大井川通信

大井川あたりの事ども

へびゴマ物語(その3 へびゴマはリゾームか?)

おっさんちは国分寺崖線の段丘上にあったので、僕たちがそこに行くにはどこかの坂(有名な「たまらん坂」もその一つ)をのぼらないといけなかった。

おっさんちのあたりから国分寺崖線を東にたどると、3キロほどで、東京経済大学のキャンパスにぶつかる。崖線上に広がる大学で、図書館などは崖に沿った階段状の建物だった。

80年代初頭の大学は、学生運動の汗臭さや貧乏くささを抜け出して、新人類が闊歩する空虚で明るいポストモダンという時代に入りかけていた。当時の現代思想ブームの中心人物の一人と目される今村仁司先生のいる東経大に僕は偽学生として入り浸っていた。
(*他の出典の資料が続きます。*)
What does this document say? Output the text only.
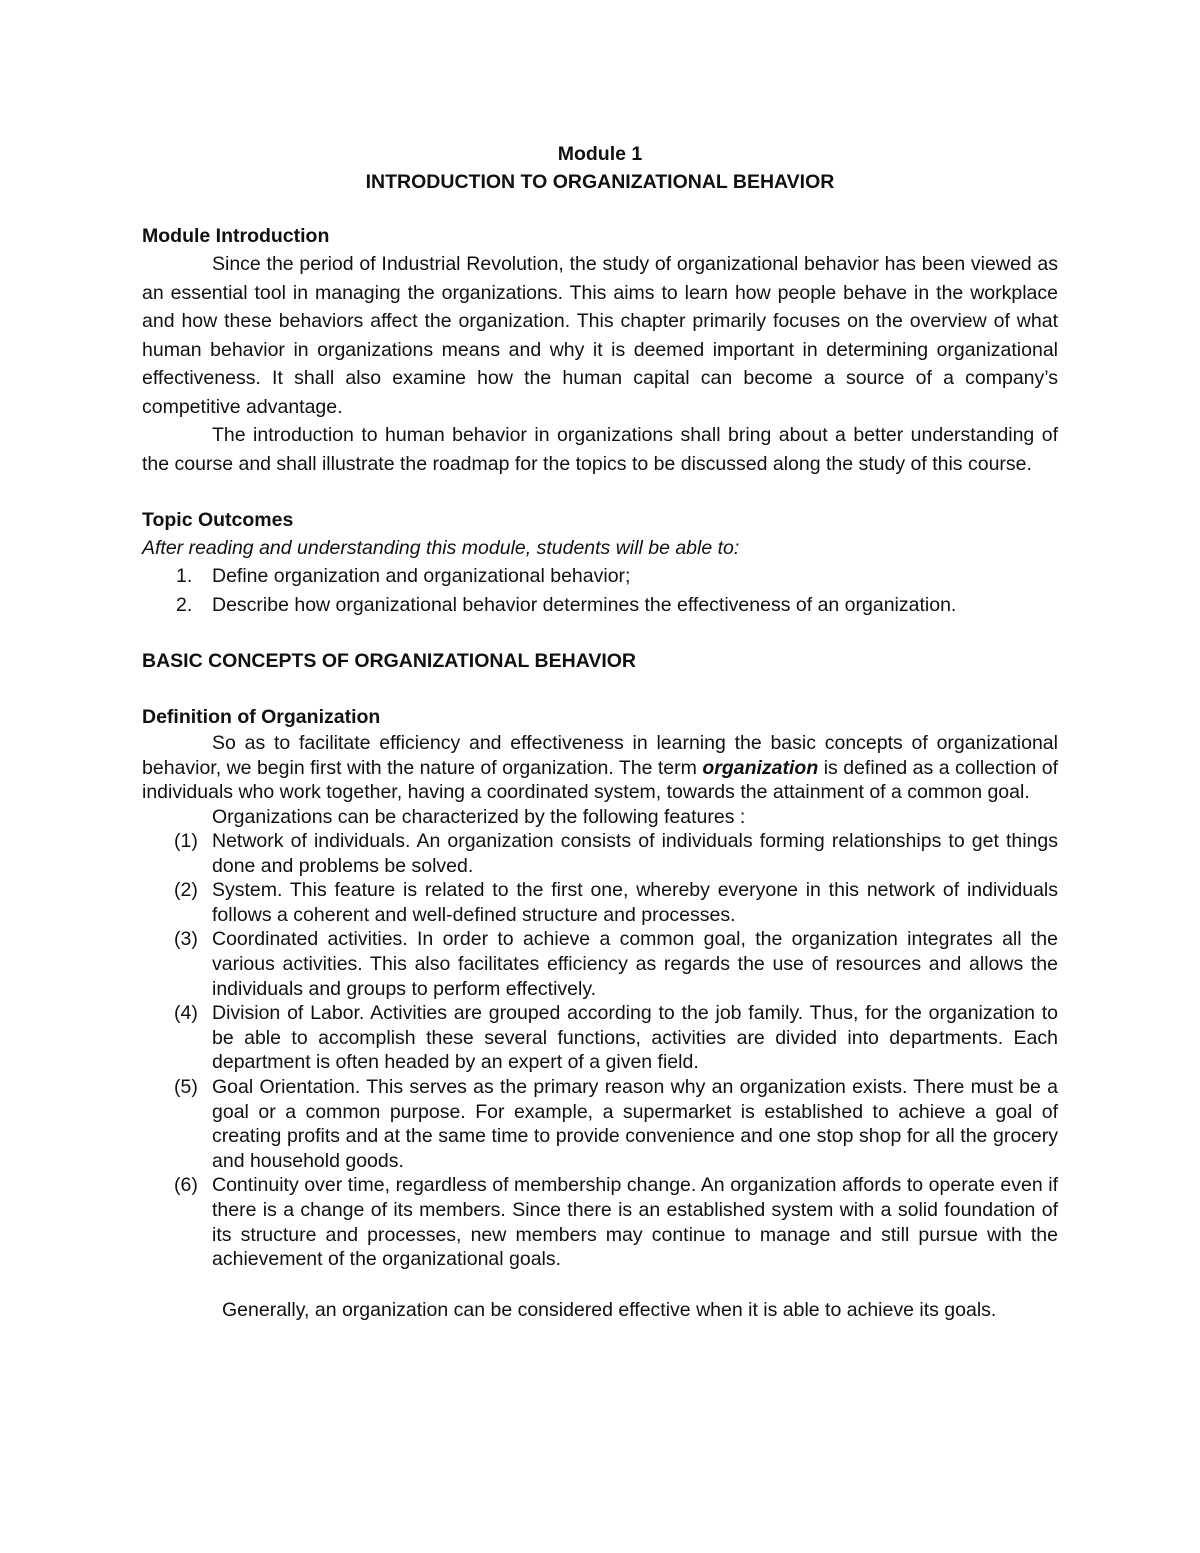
Module 1
INTRODUCTION TO ORGANIZATIONAL BEHAVIOR
Module Introduction
Since the period of Industrial Revolution, the study of organizational behavior has been viewed as an essential tool in managing the organizations. This aims to learn how people behave in the workplace and how these behaviors affect the organization. This chapter primarily focuses on the overview of what human behavior in organizations means and why it is deemed important in determining organizational effectiveness. It shall also examine how the human capital can become a source of a company’s competitive advantage.
The introduction to human behavior in organizations shall bring about a better understanding of the course and shall illustrate the roadmap for the topics to be discussed along the study of this course.
Topic Outcomes
After reading and understanding this module, students will be able to:
1. Define organization and organizational behavior;
2. Describe how organizational behavior determines the effectiveness of an organization.
BASIC CONCEPTS OF ORGANIZATIONAL BEHAVIOR
Definition of Organization
So as to facilitate efficiency and effectiveness in learning the basic concepts of organizational behavior, we begin first with the nature of organization. The term organization is defined as a collection of individuals who work together, having a coordinated system, towards the attainment of a common goal.
Organizations can be characterized by the following features :
(1) Network of individuals. An organization consists of individuals forming relationships to get things done and problems be solved.
(2) System. This feature is related to the first one, whereby everyone in this network of individuals follows a coherent and well-defined structure and processes.
(3) Coordinated activities. In order to achieve a common goal, the organization integrates all the various activities. This also facilitates efficiency as regards the use of resources and allows the individuals and groups to perform effectively.
(4) Division of Labor. Activities are grouped according to the job family. Thus, for the organization to be able to accomplish these several functions, activities are divided into departments. Each department is often headed by an expert of a given field.
(5) Goal Orientation. This serves as the primary reason why an organization exists. There must be a goal or a common purpose. For example, a supermarket is established to achieve a goal of creating profits and at the same time to provide convenience and one stop shop for all the grocery and household goods.
(6) Continuity over time, regardless of membership change. An organization affords to operate even if there is a change of its members. Since there is an established system with a solid foundation of its structure and processes, new members may continue to manage and still pursue with the achievement of the organizational goals.
Generally, an organization can be considered effective when it is able to achieve its goals.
今村先生は『現代思想』のドゥルーズ=ガタリ特集に登場して、リゾームについて浅田彰と対談する。僕が時代思潮の中心に触れているかのように錯覚したのも無理はない。この時代のインパクトのおかげで、凡庸な法学部生だった僕も思想書を読むという習慣をもつようになったのだ。

それだけではない。小さなおもちゃや手品を偏愛する僕は、身近な道具や原理のイメージを使って思考する癖を身に着けていた。(ちょうどマルクス学者の今村先生が、思考や読書のプロセスを具体的な労働現場のイメージで語っていたように)

だからその30年後、現代美術家の外田さんとキュレーターの岩本さんと読書会を始めて、ドゥルーズ=ガタリの『リゾーム』を読むことが決まった時に、異質なものが結合し新たな次元を開く「リゾーム」というものの具体例として、へびゴマを思い出したのは偶然ではなかった。

僕は二人の前で得意そうに、プラスティック製のへびゴマを取り出した。高速度で回転してピタリと静止するコマの足もとで、へびが激しく前後運動を繰り返す。